La démonstration démarre avec l’analyse d’une première vague de francisation à la fin du XVIIe siècle, où des enfants autochtones s’initient d’abord à la lecture et à l’écriture. Un mouvement qui s’étiole toutefois dès le début du XVIIIe siècle, laissant la place au chant et au commerce comme interfaces d’échange et à l’institution du mariage (avec des colons européens) comme valeur-refuge pour les filles. Cette évolution est notamment tributaire d’enjeux culturels – parmi ceux-ci les principes de l’enseignement jésuite –, mais aussi plus généralement des difficiles conditions de vie, rythmées par les guerres et l’instabilité politique.

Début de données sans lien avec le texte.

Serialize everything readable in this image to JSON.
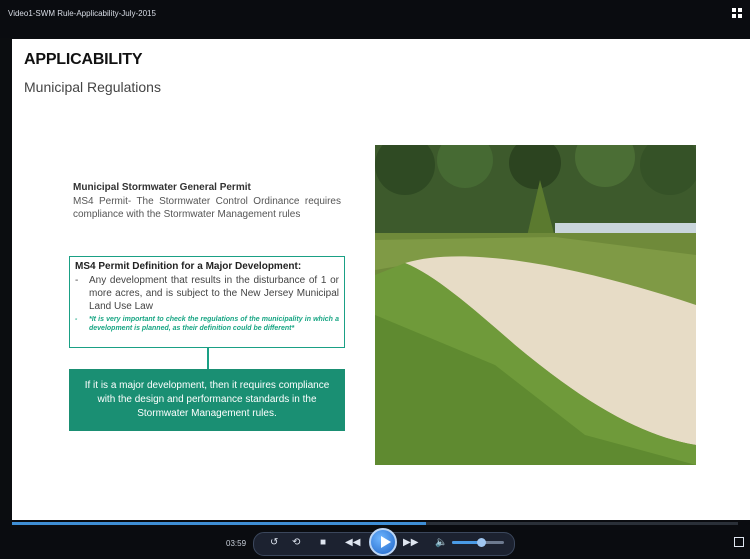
{
  "window": {
    "title": "Video1-SWM Rule-Applicability-July-2015",
    "grid_icon": "grid-icon"
  },
  "slide": {
    "title": "APPLICABILITY",
    "subtitle": "Municipal Regulations",
    "permit": {
      "heading": "Municipal Stormwater General Permit",
      "text": "MS4 Permit- The Stormwater Control Ordinance requires compliance with the Stormwater Management rules"
    },
    "definition": {
      "heading": "MS4 Permit Definition for a Major Development:",
      "dash": "-",
      "item": "Any development that results in the disturbance of 1 or more acres, and is subject to the New Jersey Municipal Land Use Law",
      "note": "*It is very important to check the regulations of the municipality in which a development is planned, as their definition could be different*"
    },
    "callout": "If it is a major development, then it requires compliance with the design and performance standards in the Stormwater Management rules.",
    "photo_description_icon": "basin-photo"
  },
  "player": {
    "time": "03:59",
    "progress": 0.57,
    "volume": 0.55,
    "accent": "#3f8fd6",
    "icons": [
      "rewind-loop-icon",
      "replay-icon",
      "stop-icon",
      "rewind-icon",
      "play-icon",
      "fast-forward-icon",
      "volume-icon",
      "fullscreen-icon"
    ]
  },
  "colors": {
    "accent_green": "#1a8f73",
    "border_green": "#1aa085"
  }
}
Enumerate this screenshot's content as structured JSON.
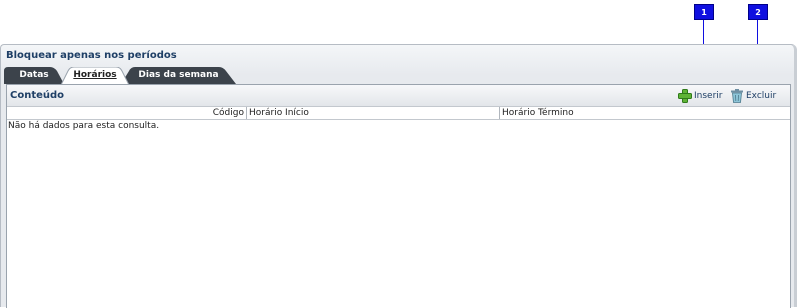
{
  "callouts": [
    "1",
    "2"
  ],
  "section_title": "Bloquear apenas nos períodos",
  "tabs": [
    {
      "label": "Datas",
      "active": false
    },
    {
      "label": "Horários",
      "active": true
    },
    {
      "label": "Dias da semana",
      "active": false
    }
  ],
  "panel": {
    "title": "Conteúdo",
    "toolbar": {
      "insert_label": "Inserir",
      "insert_icon": "green-plus-icon",
      "delete_label": "Excluir",
      "delete_icon": "trash-bin-icon"
    },
    "columns": [
      "Código",
      "Horário Início",
      "Horário Término"
    ],
    "empty_message": "Não há dados para esta consulta."
  },
  "colors": {
    "callout": "#1010e0",
    "title": "#1f3f66",
    "tab_dark": "#3c434b",
    "tab_active": "#ffffff"
  }
}
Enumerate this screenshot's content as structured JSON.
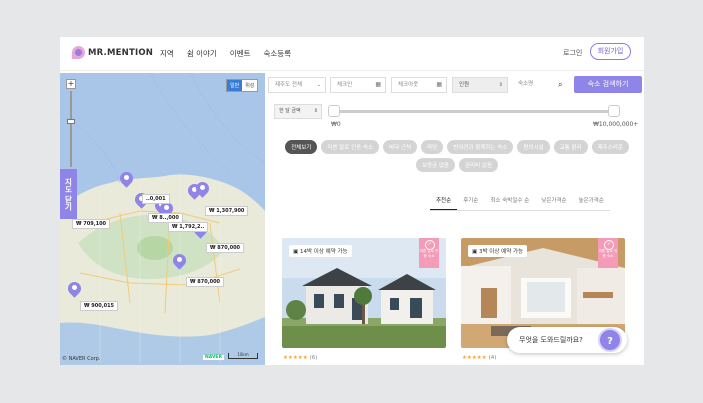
{
  "header": {
    "logo_text": "MR.MENTION",
    "nav": [
      "지역",
      "쉼 이야기",
      "이벤트",
      "숙소등록"
    ],
    "login": "로그인",
    "signup": "회원가입"
  },
  "map": {
    "toggle": [
      "일반",
      "위성"
    ],
    "zoom_in": "+",
    "zoom_out": "−",
    "fold_label": "지도 닫기",
    "prices": [
      "₩ 709,100",
      "₩ 1,307,900",
      "₩ 8..,000",
      "₩ 1,792,2..",
      "₩ 870,000",
      "₩ 870,000",
      "₩ 900,015",
      "..0,001"
    ],
    "copyright": "© NAVER Corp.",
    "naver": "NAVER",
    "scale": "10km"
  },
  "filters": {
    "region": "제주도 전체",
    "checkin": "체크인",
    "checkout": "체크아웃",
    "guests": "인원",
    "lodging_placeholder": "숙소명",
    "search_button": "숙소 검색하기",
    "price_period": "한 달 금액",
    "range_min": "₩0",
    "range_max": "₩10,000,000+"
  },
  "chips": [
    "전체보기",
    "미쁜 말로 인증 숙소",
    "바다 근처",
    "마당",
    "반려견과 함께하는 숙소",
    "편의시설",
    "교통 편리",
    "제주스러운",
    "보증금 없음",
    "관리비 없음"
  ],
  "sorts": [
    "추천순",
    "후기순",
    "최소 숙박일수 순",
    "낮은가격순",
    "높은가격순"
  ],
  "cards": [
    {
      "badge": "14박 이상 예약 가능",
      "ribbon": "미쁜 말로 인증 숙소",
      "stars": "★★★★★",
      "count": "(6)"
    },
    {
      "badge": "3박 이상 예약 가능",
      "ribbon": "미쁜 말로 인증 숙소",
      "stars": "★★★★★",
      "count": "(4)"
    }
  ],
  "chat": {
    "text": "무엇을 도와드릴까요?",
    "button": "?"
  },
  "colors": {
    "accent": "#8f84e8",
    "ribbon": "#f39bb7",
    "sea": "#a9c6e8"
  }
}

Toutefois, au-delà des témoignages eurocentrés qui soulignent les limites et les insuccès des entreprises de francisation et plus largement d’éducation des Autochtones, l’auteur parvient à dégager l’essence de plusieurs parcours individuels particulièrement instructifs quant à la construction culturelle qui prend tout de même place en silence. Par l’observation des signatures de filles, par exemple, témoignage du legs des mères instrumentalisé ensuite dans le marché des unions; ou encore par l’analyse du mimétisme vestimentaire, promesse d’une intégration à la société coloniale; enfin par l’intérêt des protagonistes à profiter du contexte scolaire, sans nécessairement acquérir toutes les compétences langagières dictées par les normes européennes.
En explorant cet univers scolaire, l’auteur observe le rôle de la famille, des réseaux de sociabilité et du clientélisme. Il apprécie également l’influence de l’État, qui fait figure à la fois de complice et d’opportuniste dans la récupération de cette « acculturation autochtone » dans le jeu politique. Mais plus fondamentalement, l’un des enseignements les plus percutants de cet ouvrage repose dans sa capacité à effacer les raisonnements binaires opposant « Français » et « Indigènes », ou encore « instruits » et « analphabètes ». La perspective de l’auteur propose plutôt d’observer de complexes processus d’adaptation et d’appropriation mutuels. Ces processus révèlent des manières d’être, plutôt que la simple appréciation d’une connexion entre deux mondes. En reconnaissance de cette approche novatrice, et de la somme que représente cette recherche, le jury salue la contribution majeure à l’histoire culturelle de l’Amérique française qu’apporte cette enquête, qui pose d’ores et déjà un jalon dans l’historiographie autochtone.